Eddie Rubin and Johnny Rivers rode the Whisky-born go-go craze to national fame with records recorded partly Live at the Whisky a Go Go. In addition, The Miracles recorded the song "Going to a Go-Go" in 1966 (which was covered in 1982 by The Rolling Stones), and Whisky a Go Go franchises sprang up all over the country. Arguably, the rock and roll scene in Los Angeles was born when the Whisky started operation; because of its status as a historic music landmark, the venue was inducted into the Rock and Roll Hall of Fame in 2006.

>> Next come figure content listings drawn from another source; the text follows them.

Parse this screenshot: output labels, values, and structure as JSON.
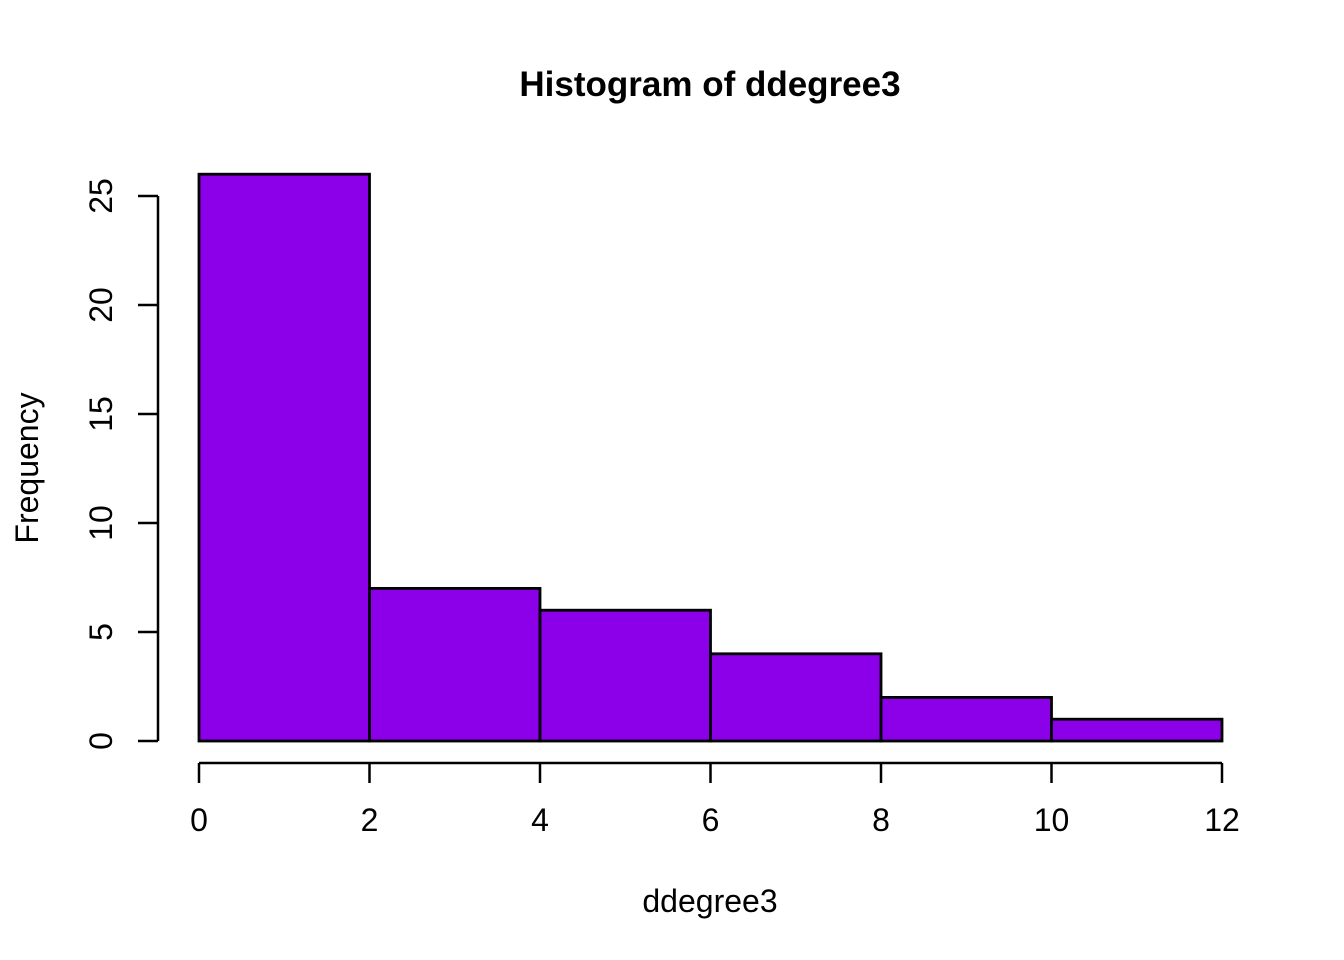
{
  "chart_data": {
    "type": "bar",
    "subtype": "histogram",
    "title": "Histogram of ddegree3",
    "xlabel": "ddegree3",
    "ylabel": "Frequency",
    "bin_edges": [
      0,
      2,
      4,
      6,
      8,
      10,
      12
    ],
    "counts": [
      26,
      7,
      6,
      4,
      2,
      1
    ],
    "x_ticks": [
      0,
      2,
      4,
      6,
      8,
      10,
      12
    ],
    "y_ticks": [
      0,
      5,
      10,
      15,
      20,
      25
    ],
    "xlim": [
      0,
      12
    ],
    "ylim": [
      0,
      26
    ],
    "grid": "off",
    "legend": "none",
    "colors": {
      "bar_fill": "#8B00E8",
      "bar_stroke": "#000000",
      "axis": "#000000",
      "text": "#000000",
      "background": "#FFFFFF"
    }
  }
}
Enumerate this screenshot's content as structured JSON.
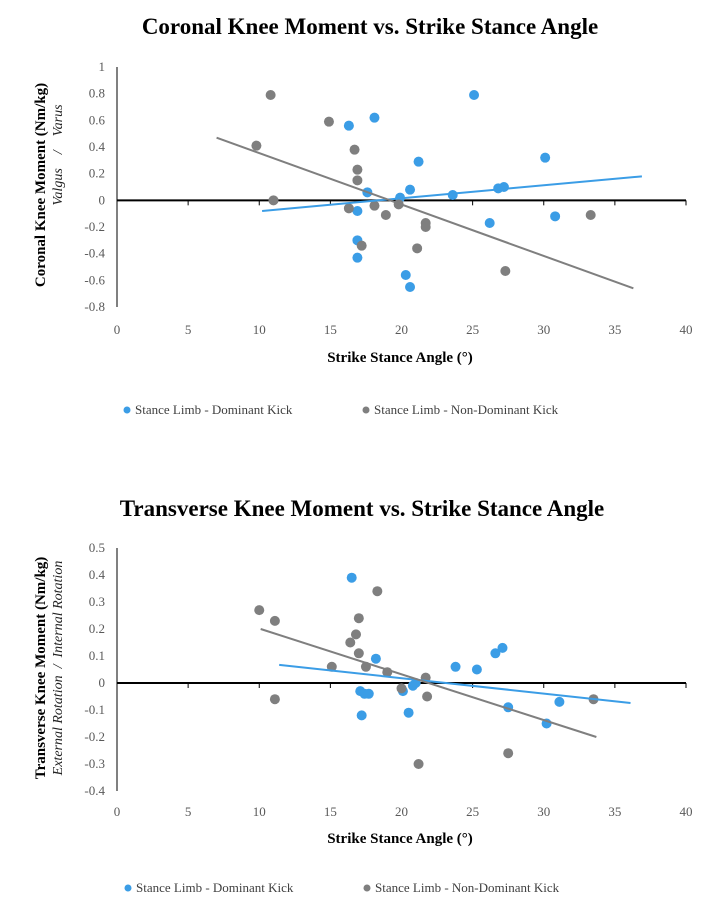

The Whisky played an important role in many musical careers, especially for bands based in Southern California. The Byrds, Buffalo Springfield, Smokestack Lightnin', and Love were regulars, and The Doors were the house band for a while – until the debut of the "Oedipal section" of "The End" got them fired. Van Morrison's band Them had a two-week residency in June 1966, with The Doors as the opening act. On the last night they all jammed together on "Gloria". Frank Zappa's The Mothers of Invention got their record contract based on a performance at the Whisky. The Turtles performed there when their newest (and biggest-selling) single "Happy Together" was becoming a hit, only to lose their new bassist, Chip Douglas (who had arranged the song), to The Monkees; guitarist Michael Nesmith invited him to become their producer (he returned to the Turtles a year later, to produce them). Neil Diamond also played at the Whisky on occasion. Metallica bassist Cliff Burton was recruited by the band after they watched him play a show there with his band Trauma. At one point singer and actress E.G. Daily had a residency at the Whisky.

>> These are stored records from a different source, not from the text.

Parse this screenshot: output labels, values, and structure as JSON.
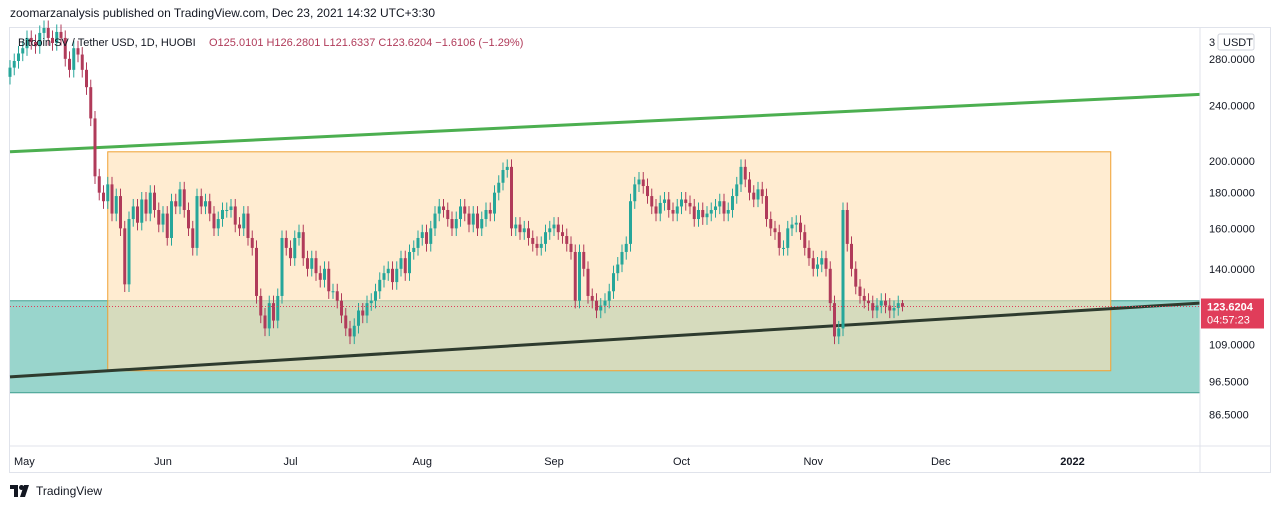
{
  "header": {
    "publisher_line": "zoomarzanalysis published on TradingView.com, Dec 23, 2021 14:32 UTC+3:30"
  },
  "legend": {
    "symbol": "Bitcoin SV / Tether USD, 1D, HUOBI",
    "ohlc_text": "O125.0101  H126.2801  L121.6337  C123.6204  −1.6106 (−1.29%)",
    "currency": "USDT"
  },
  "price_tag": {
    "price": "123.6204",
    "countdown": "04:57:23",
    "color": "#e03d5a"
  },
  "footer": {
    "brand": "TradingView",
    "logo_icon": "tradingview-logo-icon"
  },
  "colors": {
    "up": "#26a69a",
    "down": "#b03b5a",
    "green_line": "#4caf50",
    "dark_line": "#2e3b2e",
    "range_box": "#ffe0b2",
    "support_zone": "#7fcbbf"
  },
  "chart_data": {
    "type": "candlestick",
    "title": "",
    "symbol": "BSVUSDT",
    "exchange": "HUOBI",
    "interval": "1D",
    "scale": "log",
    "ylim": [
      78,
      310
    ],
    "y_ticks": [
      "280.0000",
      "240.0000",
      "200.0000",
      "180.0000",
      "160.0000",
      "140.0000",
      "109.0000",
      "96.5000",
      "86.5000"
    ],
    "x_ticks": [
      "May",
      "Jun",
      "Jul",
      "Aug",
      "Sep",
      "Oct",
      "Nov",
      "Dec",
      "2022"
    ],
    "last": {
      "open": 125.0101,
      "high": 126.2801,
      "low": 121.6337,
      "close": 123.6204,
      "change": -1.6106,
      "change_pct": -1.29
    },
    "annotations": {
      "upper_trendline": {
        "from": [
          "2021-04-26",
          206
        ],
        "to": [
          "2022-01-31",
          249
        ]
      },
      "lower_trendline": {
        "from": [
          "2021-04-26",
          98
        ],
        "to": [
          "2022-01-31",
          125
        ]
      },
      "range_box": {
        "from": "2021-05-19",
        "to": "2022-01-10",
        "top": 206,
        "bottom": 100
      },
      "support_zone": {
        "top": 126,
        "bottom": 93
      }
    },
    "series": [
      {
        "name": "BSVUSDT",
        "start_date": "2021-04-26",
        "close": [
          272,
          278,
          285,
          290,
          300,
          296,
          292,
          305,
          310,
          300,
          295,
          306,
          300,
          280,
          270,
          290,
          284,
          270,
          255,
          230,
          190,
          180,
          175,
          185,
          168,
          178,
          160,
          133,
          165,
          172,
          163,
          176,
          168,
          180,
          170,
          162,
          168,
          155,
          175,
          172,
          182,
          170,
          160,
          150,
          178,
          172,
          175,
          168,
          160,
          165,
          170,
          170,
          172,
          162,
          160,
          168,
          155,
          150,
          128,
          120,
          115,
          125,
          118,
          128,
          155,
          150,
          145,
          155,
          158,
          145,
          140,
          145,
          138,
          135,
          140,
          130,
          130,
          126,
          120,
          115,
          112,
          116,
          122,
          120,
          125,
          126,
          130,
          135,
          138,
          140,
          134,
          140,
          145,
          138,
          148,
          150,
          155,
          158,
          152,
          160,
          168,
          172,
          170,
          165,
          160,
          165,
          172,
          168,
          162,
          168,
          160,
          165,
          170,
          168,
          180,
          186,
          194,
          196,
          160,
          162,
          158,
          160,
          155,
          152,
          150,
          152,
          158,
          160,
          162,
          158,
          156,
          152,
          148,
          126,
          148,
          140,
          128,
          126,
          122,
          124,
          126,
          130,
          138,
          142,
          148,
          152,
          175,
          185,
          188,
          184,
          178,
          172,
          168,
          174,
          176,
          170,
          168,
          172,
          176,
          174,
          172,
          165,
          170,
          166,
          168,
          170,
          172,
          175,
          168,
          170,
          178,
          185,
          196,
          188,
          180,
          176,
          182,
          178,
          165,
          160,
          158,
          150,
          150,
          160,
          162,
          163,
          158,
          150,
          145,
          140,
          142,
          145,
          140,
          125,
          112,
          115,
          170,
          152,
          140,
          132,
          128,
          126,
          125,
          122,
          124,
          126,
          124,
          122,
          123,
          125,
          123.62
        ]
      }
    ]
  }
}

The Whisky a Go Go in 2007
Arthur Lee of Love immortalized the Whisky in the song "Maybe the People Would Be the Times or Between Clark and Hilldale". "Here they always play my songs," he would sing on the side two opener of Forever Changes. The Whisky was located on the strip between the streets Clark and Hilldale. British rockers Status Quo also referenced the venue in their 1978 song "Long Legged Linda" with the lines, "Well, if you're ever in Los Angeles and you've got time to spare / Take a stroll up Sunset Boulevard, you'll find the Whisky there."

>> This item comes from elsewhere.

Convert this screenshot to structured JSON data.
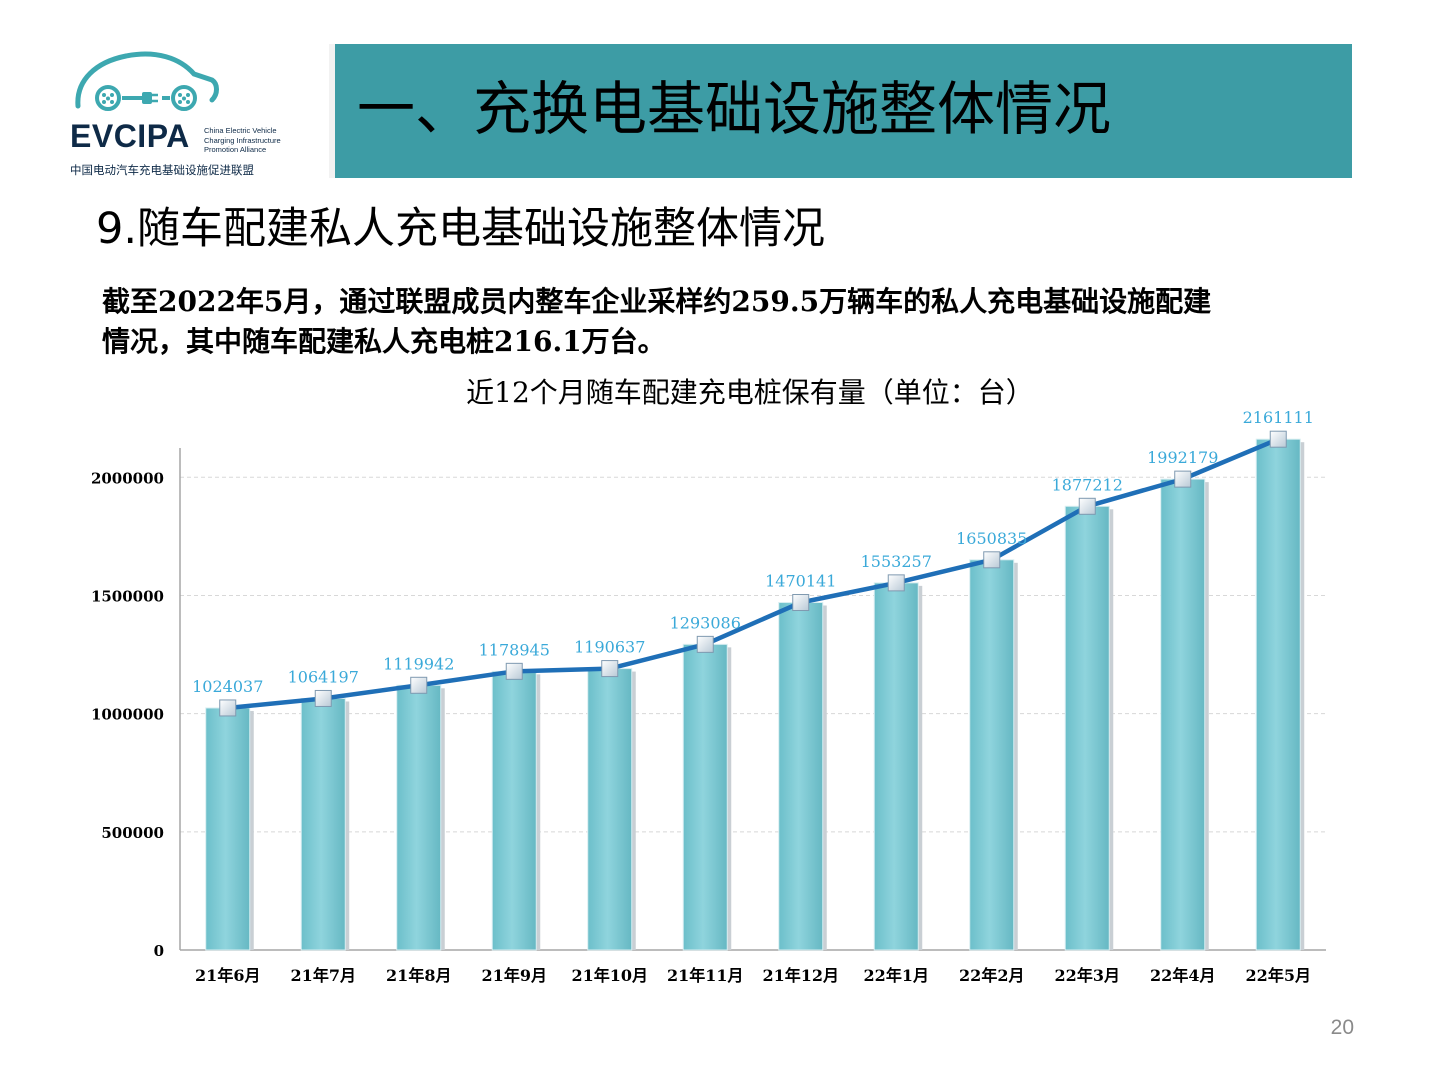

In 1966, the Whisky was one of the centers of what fans call the Sunset Strip police riots. In the mid-1970s, the Whisky hosted stage presentations, including the long-running show The Cycle Sluts. During the early 1990s, the Whisky hosted a number of Seattle-based musicians who would be a part of the grunge movement, including Soundgarden, Mudhoney, Melvins, Fitz of Depression and 7 Year Bitch. Tracks recorded from a February 12, 1992 concert of Hole appear on their EP, Ask For It (1995). In 1994 Oasis played at the Whisky too. In 1997, System of a Down played at the Whisky. The band were unsigned at the time, and played songs from their early demo tapes, in particular containing the band's only live performance of the song "Blue".
On September 12, 2016, the Whisky a Go Go launched an official TV channel on the Roku Connected TV platform. The Whisky a Go Go channel opens the Whisky's doors to a global audience with live music videos, full concerts and related content spanning its 52-year history.